Anne Gwynne delivers a solo as does Bruce.  Miss Gwynne and Bruce team for a romantic ditty.



Anne Gwynne ... Dixie Holister

David Bruce

Jerome Cowan

Ella Mae Morse

Eddie Acuff

Mantan Moreland

Joe Sawyer

Music --
Bobby Brooks & Quartet
Lester Gold & The Debutantes
The Charmers


Clyde Bruckman- Writer 

Sam Coslow- Story

Jean Yarbrough- Director & Producer

Jerome Ash- Cinematographer

Paul Landres- Editor

Full Storyline

Struggling New York music publisher Bill "Brains" Watson convinces the Apex Film Company to produce a film based on the life of his partner, songwriter Danny Lee. 'Brains', however, has told the filmmakers that the Brooklyn-born Danny, whose real name is Danny Grant, is a descendant of the famous Southern Josh Lee family. After Danny agrees to participate in the hoax, Brains hires Southern belle Dixie Hollister (Anne Gwynne) to tutor Danny in the South's language and manners.

When he arrives in the South, Danny, much to his chagrin, is given a hero's welcome and soon finds himself attached to Dixie's old friend, Annabelle Hatcher. Danny then learns that the Hatchers have been feuding with the Lee family for years, and is forced to dress as a woman in order to sneak out of the Hatcher home and avoid being shot by Annabelle's brothers, Ernest and Jay. Later, Danny becomes the house guest of Southern aristocrat Colonel Andrew J. Morgan, an old friend of Josh Lee.

After a week of Morgan's hospitality, Danny is coerced by Brains into romancing Morgan's daughter Barbara Ann. Brains then arranges Danny's engagement to Barbara Ann, unaware that Danny and Dixie have fallen in love. The Morgans hold a masked ball, during which Morgan plans to announce the engagement over a national radio broadcast. Danny tries to tell the truth to Morgan before the broadcast, but Brains stops him by knocking the songwriter unconscious.
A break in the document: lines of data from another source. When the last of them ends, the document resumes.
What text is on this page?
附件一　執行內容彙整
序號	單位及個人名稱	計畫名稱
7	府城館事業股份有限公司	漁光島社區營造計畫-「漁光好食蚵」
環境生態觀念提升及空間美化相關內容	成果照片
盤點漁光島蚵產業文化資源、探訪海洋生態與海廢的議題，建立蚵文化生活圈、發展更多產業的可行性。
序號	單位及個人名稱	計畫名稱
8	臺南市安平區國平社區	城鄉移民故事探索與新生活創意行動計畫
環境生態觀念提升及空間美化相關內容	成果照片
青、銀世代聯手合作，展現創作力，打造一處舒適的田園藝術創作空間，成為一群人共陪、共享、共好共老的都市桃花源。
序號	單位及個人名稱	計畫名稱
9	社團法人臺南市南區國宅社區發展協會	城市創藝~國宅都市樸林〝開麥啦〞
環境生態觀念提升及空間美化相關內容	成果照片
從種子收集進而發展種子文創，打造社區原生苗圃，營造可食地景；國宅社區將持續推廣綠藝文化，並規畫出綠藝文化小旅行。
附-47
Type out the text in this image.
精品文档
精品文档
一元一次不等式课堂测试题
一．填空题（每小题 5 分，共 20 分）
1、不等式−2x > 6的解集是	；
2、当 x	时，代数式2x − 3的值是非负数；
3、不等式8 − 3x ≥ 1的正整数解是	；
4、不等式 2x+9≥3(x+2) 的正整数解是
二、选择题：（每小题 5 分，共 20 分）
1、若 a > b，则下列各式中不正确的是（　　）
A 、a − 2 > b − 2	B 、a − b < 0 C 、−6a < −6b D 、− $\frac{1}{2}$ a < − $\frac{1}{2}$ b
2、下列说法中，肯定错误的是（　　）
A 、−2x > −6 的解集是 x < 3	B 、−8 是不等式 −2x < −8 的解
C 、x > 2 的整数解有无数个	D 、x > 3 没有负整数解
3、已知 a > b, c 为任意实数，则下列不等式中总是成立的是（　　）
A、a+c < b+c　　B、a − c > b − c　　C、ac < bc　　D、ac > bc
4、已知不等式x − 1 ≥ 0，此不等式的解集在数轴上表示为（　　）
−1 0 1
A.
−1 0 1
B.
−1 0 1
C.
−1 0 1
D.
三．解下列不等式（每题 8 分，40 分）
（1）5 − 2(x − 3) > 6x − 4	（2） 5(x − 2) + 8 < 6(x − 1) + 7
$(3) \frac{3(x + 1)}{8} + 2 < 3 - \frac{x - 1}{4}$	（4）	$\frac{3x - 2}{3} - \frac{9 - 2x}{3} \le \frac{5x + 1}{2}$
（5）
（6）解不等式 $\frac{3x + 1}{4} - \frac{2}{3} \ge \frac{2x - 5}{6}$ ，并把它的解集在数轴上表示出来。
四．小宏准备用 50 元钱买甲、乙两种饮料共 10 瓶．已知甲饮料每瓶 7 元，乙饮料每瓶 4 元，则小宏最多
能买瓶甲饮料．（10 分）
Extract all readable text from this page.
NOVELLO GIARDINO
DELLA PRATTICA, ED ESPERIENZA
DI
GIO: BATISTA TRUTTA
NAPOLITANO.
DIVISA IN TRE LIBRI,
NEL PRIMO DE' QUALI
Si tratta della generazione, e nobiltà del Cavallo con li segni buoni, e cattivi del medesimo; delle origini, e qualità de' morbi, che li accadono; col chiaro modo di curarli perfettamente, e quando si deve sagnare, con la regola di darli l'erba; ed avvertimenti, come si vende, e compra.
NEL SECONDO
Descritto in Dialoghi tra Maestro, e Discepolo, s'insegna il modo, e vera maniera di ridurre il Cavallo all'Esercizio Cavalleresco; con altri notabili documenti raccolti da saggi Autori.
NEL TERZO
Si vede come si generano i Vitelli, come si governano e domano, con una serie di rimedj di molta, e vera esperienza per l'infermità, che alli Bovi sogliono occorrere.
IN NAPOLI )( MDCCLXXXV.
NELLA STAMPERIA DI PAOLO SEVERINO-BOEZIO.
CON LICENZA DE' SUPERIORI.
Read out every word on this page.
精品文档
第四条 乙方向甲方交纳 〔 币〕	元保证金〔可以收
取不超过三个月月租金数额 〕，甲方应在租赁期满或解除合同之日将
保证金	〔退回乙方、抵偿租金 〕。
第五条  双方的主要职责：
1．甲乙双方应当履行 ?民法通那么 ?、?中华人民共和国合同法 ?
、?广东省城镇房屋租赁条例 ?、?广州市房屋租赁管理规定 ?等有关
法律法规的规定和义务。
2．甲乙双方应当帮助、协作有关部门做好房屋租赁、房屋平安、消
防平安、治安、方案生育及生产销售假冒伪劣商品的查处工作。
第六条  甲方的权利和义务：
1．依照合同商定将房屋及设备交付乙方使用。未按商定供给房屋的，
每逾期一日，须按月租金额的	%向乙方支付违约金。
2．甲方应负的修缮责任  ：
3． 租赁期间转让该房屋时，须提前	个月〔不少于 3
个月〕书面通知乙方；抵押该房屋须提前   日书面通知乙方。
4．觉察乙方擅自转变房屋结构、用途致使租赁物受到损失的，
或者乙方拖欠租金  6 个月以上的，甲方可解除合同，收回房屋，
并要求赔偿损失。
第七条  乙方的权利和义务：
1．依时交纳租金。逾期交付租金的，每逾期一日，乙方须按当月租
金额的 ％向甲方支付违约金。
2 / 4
During the radio broadcast, however, Dixie tells Morgan the truth about Danny's heritage, and the colonel exposes the hoax. Danny, Dixie and Brains then escape from the Morgan home and return to New York, where they learn that the filmmakers are actually thrilled with the turn of events and now want to film Danny's life story as a comedy.

On a train to Hollywood, Danny is reunited with Dixie, who, having been hired as a technical advisor on the film, begins her assignment by teaching the songwriter how to kiss.